Six semaines après le Rieger de la Philharmonie de Paris (1) et selon un même scénario – instrument non entièrement harmonisé (2) –, l'orgue Grenzing de l'Auditorium de Radio France a donc enfin levé le voile sur une partie de sa prometteuse palette (l'ensemble de la programmation avec orgue avait dû être reporté d'une saison) à l'occasion de deux concerts très heureusement complémentaires : la composition de l'instrument est sur le papier un chef-d'œuvre d'équilibre et de diversité, ainsi que l'on devrait pouvoir le vérifier, grandeur nature, au fil des concerts 2016.

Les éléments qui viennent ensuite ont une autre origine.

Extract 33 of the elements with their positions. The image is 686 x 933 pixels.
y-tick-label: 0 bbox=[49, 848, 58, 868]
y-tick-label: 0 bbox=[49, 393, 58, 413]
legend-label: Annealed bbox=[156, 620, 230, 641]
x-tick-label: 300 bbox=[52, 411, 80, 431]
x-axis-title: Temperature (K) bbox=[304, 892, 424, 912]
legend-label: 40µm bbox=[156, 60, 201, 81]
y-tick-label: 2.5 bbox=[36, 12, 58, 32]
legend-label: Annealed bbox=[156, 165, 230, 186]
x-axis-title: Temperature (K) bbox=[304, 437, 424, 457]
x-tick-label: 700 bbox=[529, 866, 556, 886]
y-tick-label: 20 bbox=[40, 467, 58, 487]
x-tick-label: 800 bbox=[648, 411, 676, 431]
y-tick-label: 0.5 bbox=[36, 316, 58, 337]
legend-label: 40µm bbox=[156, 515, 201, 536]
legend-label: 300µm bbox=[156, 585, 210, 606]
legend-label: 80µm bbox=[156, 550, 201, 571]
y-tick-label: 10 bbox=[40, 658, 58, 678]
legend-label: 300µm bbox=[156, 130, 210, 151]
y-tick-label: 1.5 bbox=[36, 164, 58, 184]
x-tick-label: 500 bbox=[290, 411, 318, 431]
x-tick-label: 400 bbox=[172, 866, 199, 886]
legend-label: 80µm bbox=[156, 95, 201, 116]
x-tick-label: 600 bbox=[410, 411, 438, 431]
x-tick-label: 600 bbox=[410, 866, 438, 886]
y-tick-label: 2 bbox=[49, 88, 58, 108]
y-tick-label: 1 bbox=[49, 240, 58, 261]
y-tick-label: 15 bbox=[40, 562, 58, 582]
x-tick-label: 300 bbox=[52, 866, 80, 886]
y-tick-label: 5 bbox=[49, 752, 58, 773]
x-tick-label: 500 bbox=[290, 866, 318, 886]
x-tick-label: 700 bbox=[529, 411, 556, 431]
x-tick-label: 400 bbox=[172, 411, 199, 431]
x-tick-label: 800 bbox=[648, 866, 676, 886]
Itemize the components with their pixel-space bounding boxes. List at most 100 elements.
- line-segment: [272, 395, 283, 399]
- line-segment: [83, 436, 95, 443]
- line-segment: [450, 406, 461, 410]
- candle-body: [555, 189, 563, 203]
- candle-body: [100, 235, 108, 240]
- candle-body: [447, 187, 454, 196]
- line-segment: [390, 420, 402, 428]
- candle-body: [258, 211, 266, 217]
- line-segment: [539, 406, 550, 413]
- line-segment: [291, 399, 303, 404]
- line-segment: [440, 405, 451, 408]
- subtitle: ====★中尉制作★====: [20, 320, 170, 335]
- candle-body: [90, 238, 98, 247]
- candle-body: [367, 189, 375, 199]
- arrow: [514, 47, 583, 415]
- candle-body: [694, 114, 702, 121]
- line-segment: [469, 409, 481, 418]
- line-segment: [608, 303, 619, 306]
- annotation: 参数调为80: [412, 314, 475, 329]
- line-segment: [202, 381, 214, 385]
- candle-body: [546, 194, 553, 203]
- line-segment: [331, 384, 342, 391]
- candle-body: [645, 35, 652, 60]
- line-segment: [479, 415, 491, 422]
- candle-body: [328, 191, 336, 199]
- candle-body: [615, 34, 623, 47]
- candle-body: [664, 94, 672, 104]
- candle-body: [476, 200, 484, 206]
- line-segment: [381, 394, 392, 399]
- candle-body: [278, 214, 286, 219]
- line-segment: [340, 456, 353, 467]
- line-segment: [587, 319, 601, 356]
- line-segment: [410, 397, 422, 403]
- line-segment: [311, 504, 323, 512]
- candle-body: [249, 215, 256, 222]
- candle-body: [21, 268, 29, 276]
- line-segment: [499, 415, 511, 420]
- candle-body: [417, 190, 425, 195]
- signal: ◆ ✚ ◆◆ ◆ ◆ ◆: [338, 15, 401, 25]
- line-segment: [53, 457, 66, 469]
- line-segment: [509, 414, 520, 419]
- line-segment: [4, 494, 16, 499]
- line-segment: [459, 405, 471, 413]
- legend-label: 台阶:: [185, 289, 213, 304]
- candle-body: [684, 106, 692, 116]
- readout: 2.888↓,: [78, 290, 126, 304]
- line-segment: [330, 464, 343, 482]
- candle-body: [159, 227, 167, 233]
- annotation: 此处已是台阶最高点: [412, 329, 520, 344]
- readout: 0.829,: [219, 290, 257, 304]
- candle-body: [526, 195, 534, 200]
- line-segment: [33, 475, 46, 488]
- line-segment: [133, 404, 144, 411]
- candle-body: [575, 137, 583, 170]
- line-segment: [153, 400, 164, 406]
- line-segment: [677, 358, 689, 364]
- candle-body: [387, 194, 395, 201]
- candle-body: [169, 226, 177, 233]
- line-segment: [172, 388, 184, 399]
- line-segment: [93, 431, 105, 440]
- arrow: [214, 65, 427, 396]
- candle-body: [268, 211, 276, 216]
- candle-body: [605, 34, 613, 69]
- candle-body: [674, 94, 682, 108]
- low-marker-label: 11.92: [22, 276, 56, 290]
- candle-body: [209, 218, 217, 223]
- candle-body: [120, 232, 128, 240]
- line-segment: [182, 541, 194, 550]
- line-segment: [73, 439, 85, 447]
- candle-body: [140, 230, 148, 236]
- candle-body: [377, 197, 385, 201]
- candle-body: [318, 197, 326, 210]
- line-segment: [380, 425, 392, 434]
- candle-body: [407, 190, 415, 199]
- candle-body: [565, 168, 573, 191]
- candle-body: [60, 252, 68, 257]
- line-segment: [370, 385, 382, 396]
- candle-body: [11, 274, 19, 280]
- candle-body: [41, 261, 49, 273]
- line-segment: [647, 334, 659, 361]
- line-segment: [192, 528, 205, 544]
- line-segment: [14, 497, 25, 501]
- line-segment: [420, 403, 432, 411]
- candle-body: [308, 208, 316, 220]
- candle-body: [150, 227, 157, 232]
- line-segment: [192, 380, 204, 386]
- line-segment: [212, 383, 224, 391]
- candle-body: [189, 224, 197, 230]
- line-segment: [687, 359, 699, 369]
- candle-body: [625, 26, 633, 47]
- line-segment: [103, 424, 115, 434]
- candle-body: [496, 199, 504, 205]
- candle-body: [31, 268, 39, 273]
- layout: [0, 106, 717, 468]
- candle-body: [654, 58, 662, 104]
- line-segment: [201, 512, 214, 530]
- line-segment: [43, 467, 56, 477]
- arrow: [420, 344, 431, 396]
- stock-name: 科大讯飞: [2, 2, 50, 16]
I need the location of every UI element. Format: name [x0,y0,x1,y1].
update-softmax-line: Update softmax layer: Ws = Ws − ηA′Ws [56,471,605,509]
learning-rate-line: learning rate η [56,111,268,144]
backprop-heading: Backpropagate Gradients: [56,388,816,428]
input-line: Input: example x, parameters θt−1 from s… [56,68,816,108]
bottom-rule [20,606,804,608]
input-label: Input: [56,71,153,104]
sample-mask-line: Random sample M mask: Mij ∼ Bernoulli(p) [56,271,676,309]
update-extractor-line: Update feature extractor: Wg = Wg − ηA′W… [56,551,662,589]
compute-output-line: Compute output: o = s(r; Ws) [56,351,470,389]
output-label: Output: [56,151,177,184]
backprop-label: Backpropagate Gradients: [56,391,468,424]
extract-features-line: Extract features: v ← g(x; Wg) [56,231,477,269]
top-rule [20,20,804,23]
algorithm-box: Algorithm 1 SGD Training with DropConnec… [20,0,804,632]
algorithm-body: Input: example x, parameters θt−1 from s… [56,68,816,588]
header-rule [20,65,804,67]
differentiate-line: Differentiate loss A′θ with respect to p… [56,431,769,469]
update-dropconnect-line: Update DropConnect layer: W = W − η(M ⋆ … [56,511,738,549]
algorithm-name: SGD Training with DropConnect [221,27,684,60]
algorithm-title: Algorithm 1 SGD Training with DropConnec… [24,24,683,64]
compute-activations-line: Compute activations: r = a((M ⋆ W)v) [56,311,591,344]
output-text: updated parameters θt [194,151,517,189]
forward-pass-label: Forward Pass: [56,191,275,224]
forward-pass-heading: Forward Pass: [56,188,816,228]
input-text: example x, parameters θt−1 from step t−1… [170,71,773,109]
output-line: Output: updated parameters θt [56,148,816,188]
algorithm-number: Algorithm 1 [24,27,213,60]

À la différence du concert du 28 octobre à la Philharmonie, qui s'ouvrait sur une improvisation de Thierry Escaich permettant d'emblée de découvrir une grande variété de timbres avant d'entendre la Symphonie de Saint-Saëns, cette première audition publique du Grenzing, le 10 décembre (jour de naissance de César Franck et d'Olivier Messiaen !), limita l'orgue à son rôle d'instrument-roi au sein de l'orchestre. Pour commencer d'apprécier le détail de sa riche palette, il fallait revenir deux jours plus tard.
 
Le concert symphonique du 10 s'ouvrit donc non pas sur un avant-goût de l'orgue seul, mais sur l'Ouverture de Benvenuto Cellini de Berlioz, d'une effervescence et d'une somptuosité orchestrale certes époustouflantes, notamment les multiples sections mettant tour à tour en exergue chacun des pupitres de l'Orchestre National de France, dirigé en cette occasion si particulière par Christoph Eschenbach (ainsi l'éloquent quatuor de bassons, dignement entouré et porté par l'acoustique chaleureuse du lieu), jusqu'à une opulence dynamique que l'on allait retrouver dans Saint-Saëns, extravertie presque jusqu'au point de rupture dans cette arène plus resserrée qu'à la Philharmonie. En prévision de déploiements sonores d'une telle exubérance, mieux vaut prévoir de réserver aux balcons supérieurs.
 
Si la création mondiale du Concerto pour alto de Jörg Widmann avait répondu aux premières notes du Rieger, ce fut à l'Auditorium la création française du Concerto pour flûte et orchestre de Guillaume Connesson, sous-titré Pour sortir au jour (nom original du Livre des morts de l'Égypte antique), qui constituait le temps fort de la première partie du concert. Commande de Radio France et du Chicago Symphony Orchestra, l'œuvre a été créée le 5 mars 2014 à Chicago par le soliste du concert parisien : Mathieu Dufour.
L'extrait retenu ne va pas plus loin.